A far gola alla Wagner sono principalmente gli appartenenti ai reparti scelti di esercito e polizia, uomini che hanno usufruito di ottimi programmi di addestramento da parte degli Usa e, adeguatamente equipaggiati, hanno raggiunto ottimi risultati sul campo di battaglia. La conoscenza degli equipaggiamenti e delle tecniche di combattimento della Nato sono la dote su cui i russi intendono mettere le mani: in pratica si tratta di acquisire piena consapevolezza di metodi ed equipaggiamenti con cui oggi vengono formate e rifornite le truppe ucraine. E, aspetto non secondario, di avere a disposizione militari in grado di utilizzare gli armamenti di produzione occidentale che in questo anno di guerra sono stati catturati dalle truppe di Mosca, così da poterli reimpiegare in maniera efficace.
Un ruolo determinante nell’arruolamento degli ex militari afghani sotto bandiera russa lo sta giocando l’Iran: le autorità di Teheran nelle ultime settimane hanno notevolmente agevolato l’ingresso di questi uomini e delle loro famiglie nel Paese; sarebbero gli stessi Pasdaran, inoltre, ad effettuare una prima selezione sulla base delle indicazioni russe.

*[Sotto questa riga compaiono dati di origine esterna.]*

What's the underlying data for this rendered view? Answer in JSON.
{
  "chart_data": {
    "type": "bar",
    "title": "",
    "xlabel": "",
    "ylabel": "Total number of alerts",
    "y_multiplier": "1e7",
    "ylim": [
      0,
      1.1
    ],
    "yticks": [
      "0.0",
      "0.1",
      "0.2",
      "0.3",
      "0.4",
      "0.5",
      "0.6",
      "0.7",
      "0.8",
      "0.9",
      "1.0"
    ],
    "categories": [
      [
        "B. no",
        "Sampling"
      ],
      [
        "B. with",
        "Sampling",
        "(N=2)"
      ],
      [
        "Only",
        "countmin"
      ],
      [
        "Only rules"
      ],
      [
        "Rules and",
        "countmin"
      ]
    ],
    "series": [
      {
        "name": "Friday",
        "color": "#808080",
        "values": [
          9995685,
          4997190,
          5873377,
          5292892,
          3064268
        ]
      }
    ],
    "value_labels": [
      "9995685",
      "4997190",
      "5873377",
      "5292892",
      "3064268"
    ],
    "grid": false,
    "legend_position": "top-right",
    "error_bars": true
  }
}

Nulla di sorprendente, in realtà, se si considera che dallo scoppio della guerra in Ucraina la collaborazione militare tra Mosca e Teheran si è molto rafforzata: sono di origine iraniana i droni kamikaze che hanno consentito ai russi di colmare l’iniziale svantaggio nei confronti degli ucraini, mentre l’aviazione iraniana attende la fornitura di caccia Su-35 per aggiornare la propria linea di combattimento, ormai drammaticamente obsoleta.